4.4 Topic Classification

Prevalence of topics is very low – the average in the training data was lower than 2% and even for the 5 most common topics only around 6%. The ROC curve in Fig. 1b shows that prediction quality on average (for the upper half of topics) is not as good as for type classification. The groups B and C from Table 1 perform much worse than group A (with comparably higher prevalence).

In our interviews, the requirements managers preferred a threshold of 50% - see Table 3. However, they judged the achieved TPR of 73% (micro-average of all topics occurring in at least one test project) as too low for practical use. Even the TPR of 77% (and TNR 81%) for the upper half of topics was not sufficient, as nearly 2,100 topic assignments are missing and more than 16,300 assignments are wrong. Again, projects 1 and 3 perform much better than the more typical project 2. The new project from the field study performed similar to the latter.

Table 3. Evaluation results – TPR and TNR at threshold 50%

Although the requirements managers do not need to spend any time for topic assignment, the metric \(td_{topic}\) estimates an additional effort of 127 h for the necessary manual adjustments by topic experts. Only for project 3 or with a high threshold can time savings be achieved.

5 Conclusion

We chose the random forest approach for requirements classification because it is easier to maintain and deploy than advanced deep learning solutions. Training is less expensive and can be done on local servers.

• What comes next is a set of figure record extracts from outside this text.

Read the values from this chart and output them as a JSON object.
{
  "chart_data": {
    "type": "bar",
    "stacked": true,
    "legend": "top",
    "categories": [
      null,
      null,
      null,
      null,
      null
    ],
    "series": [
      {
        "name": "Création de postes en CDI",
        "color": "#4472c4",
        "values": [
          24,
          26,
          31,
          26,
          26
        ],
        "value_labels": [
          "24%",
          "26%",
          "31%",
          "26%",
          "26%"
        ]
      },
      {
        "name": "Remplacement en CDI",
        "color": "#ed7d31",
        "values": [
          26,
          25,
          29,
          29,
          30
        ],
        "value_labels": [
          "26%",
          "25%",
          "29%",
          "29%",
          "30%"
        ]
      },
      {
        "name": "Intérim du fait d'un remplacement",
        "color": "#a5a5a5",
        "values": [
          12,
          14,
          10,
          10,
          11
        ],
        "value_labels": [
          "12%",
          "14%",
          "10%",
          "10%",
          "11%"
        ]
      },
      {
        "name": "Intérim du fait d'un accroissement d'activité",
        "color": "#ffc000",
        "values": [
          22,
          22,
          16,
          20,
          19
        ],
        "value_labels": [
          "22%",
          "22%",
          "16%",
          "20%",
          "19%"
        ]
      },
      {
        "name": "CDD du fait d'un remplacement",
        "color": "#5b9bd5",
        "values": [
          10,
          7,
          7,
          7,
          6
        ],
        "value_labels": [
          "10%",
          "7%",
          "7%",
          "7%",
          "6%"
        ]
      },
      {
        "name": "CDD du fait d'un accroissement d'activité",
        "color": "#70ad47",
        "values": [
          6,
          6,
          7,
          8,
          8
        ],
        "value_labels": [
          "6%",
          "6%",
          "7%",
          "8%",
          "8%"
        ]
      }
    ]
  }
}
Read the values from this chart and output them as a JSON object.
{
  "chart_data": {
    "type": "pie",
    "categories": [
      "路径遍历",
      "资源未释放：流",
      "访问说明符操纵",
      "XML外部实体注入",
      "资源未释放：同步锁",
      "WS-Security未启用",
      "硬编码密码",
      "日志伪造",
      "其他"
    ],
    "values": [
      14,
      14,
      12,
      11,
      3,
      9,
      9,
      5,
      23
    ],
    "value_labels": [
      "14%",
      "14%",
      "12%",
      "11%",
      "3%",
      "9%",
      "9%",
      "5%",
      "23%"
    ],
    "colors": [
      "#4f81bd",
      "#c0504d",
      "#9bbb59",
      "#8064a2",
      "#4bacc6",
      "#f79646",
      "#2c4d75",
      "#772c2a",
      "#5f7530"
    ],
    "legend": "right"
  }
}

The results were fairly good for type classification and topics with a prevalence \(>5\%\) (better than, e.g.., an alternative approach based on Naïve Bayes). Application in a field study showed a high potential for reducing efforts for requirements managers (e.g.., 80% of the time for type classification). However, improvements – especially for topics with a low prevalence \(<3\%\) – are necessary to fulfil the users’ demand for high TPR and TNR, i.e., both \(>>95\%\).